Разнообразие касается, прежде всего, внутренних отношений в самом процессе, «треугольника» отношений между судьей и сторонами — той, кто преследует (полиция и/или прокуратура, а иногда и потерпевшая сторона), и обвиняемым (защита с участием адвоката или без него).

Здесь явно доминируют две модели. Одна — обвинительная, согласно которой уголовный процесс лишь незначительно отли­чается от гражданского, поскольку преследующая сторона име­ет с защитой теоретическое равенство «оружия», причем и та, и другая стороны параллельно ведут следствие под контролем судьи, который мало вмешивается в процесс и довольствуется ролью арбитра.
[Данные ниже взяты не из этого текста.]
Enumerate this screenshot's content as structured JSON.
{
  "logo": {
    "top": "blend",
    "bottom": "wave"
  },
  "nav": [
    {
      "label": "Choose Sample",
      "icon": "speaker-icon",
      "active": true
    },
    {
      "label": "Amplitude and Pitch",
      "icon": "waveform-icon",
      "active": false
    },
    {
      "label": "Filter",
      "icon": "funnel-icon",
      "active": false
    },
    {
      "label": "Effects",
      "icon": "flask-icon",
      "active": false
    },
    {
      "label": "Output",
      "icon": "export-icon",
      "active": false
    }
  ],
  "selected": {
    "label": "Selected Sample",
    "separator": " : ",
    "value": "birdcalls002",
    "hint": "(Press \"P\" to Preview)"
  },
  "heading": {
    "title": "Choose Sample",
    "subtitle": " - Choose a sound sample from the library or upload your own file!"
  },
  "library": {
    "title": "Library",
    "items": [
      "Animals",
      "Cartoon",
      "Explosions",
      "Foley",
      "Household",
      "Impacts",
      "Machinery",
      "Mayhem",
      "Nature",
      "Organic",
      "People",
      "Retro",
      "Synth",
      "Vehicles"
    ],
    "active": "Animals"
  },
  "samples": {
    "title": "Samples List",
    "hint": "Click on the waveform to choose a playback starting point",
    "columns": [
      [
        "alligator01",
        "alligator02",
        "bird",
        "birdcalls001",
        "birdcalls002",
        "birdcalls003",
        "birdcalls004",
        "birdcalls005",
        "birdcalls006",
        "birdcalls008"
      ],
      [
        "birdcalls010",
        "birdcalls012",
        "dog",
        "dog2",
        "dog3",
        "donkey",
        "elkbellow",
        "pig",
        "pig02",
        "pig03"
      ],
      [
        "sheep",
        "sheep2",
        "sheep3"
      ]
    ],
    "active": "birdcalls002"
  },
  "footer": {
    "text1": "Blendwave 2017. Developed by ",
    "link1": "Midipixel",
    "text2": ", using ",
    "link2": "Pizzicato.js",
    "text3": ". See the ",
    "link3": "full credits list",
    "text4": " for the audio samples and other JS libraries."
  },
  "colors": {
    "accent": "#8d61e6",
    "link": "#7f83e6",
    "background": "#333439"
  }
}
Вторая инквизиционная модель, в которой функция следствия выполняется преследующей стороной и иногда направляется судьей.

В действительности же практика оказывается куда более сложной.

Прежде всего потому, что уже в национальном плане различия между той или иной процедурой таковы, что нельзя даже предположить наличие какой-либо «системы». Если обратиться к французскому примеру, то процедура заранее установленного штрафа, все шире используемая при рассмотрении правонару­шений, мало похожа на процесс с участием присяжных, который меняется еще и в зависимости от того, рассматривается преступ­ление присяжными с участием магистратов или профессиональ­ных судей. Что касается так называемых «исправительных» судебных заседаний, то их характер меняется в зависимости от того, слушается дело сравнительно быстро после ареста поли­цией по прямому вызову в суд без предварительного следствия или после предварительной стадии с участием следственного судьи. Более того, в зависимости от конкретного случая, дело может рассматриваться либо судьей единолично, либо колле­гией судей. И в этом случае расстояние между теоретической моделью и практикой весьма значительно.

Английское право также теоретически предпочитает обвини­тельную модель. Тем не менее, оно не обеспечивает абсолютного «равенства оружия». Более того, английское право не обеспечи­вает и абсолютного нейтралитета судьи. Развитие практики, известной под названием plea bargaining, показывает, что ан­глийский судья часто по своей инициативе, в своем кабинете, вместе с прокурором и адвокатом обвиняемого договаривается о

 

34

 

Глава 2. Интернационализация преступности

 

мере наказания. Все это происходит без участия потерпевшего и публики (2).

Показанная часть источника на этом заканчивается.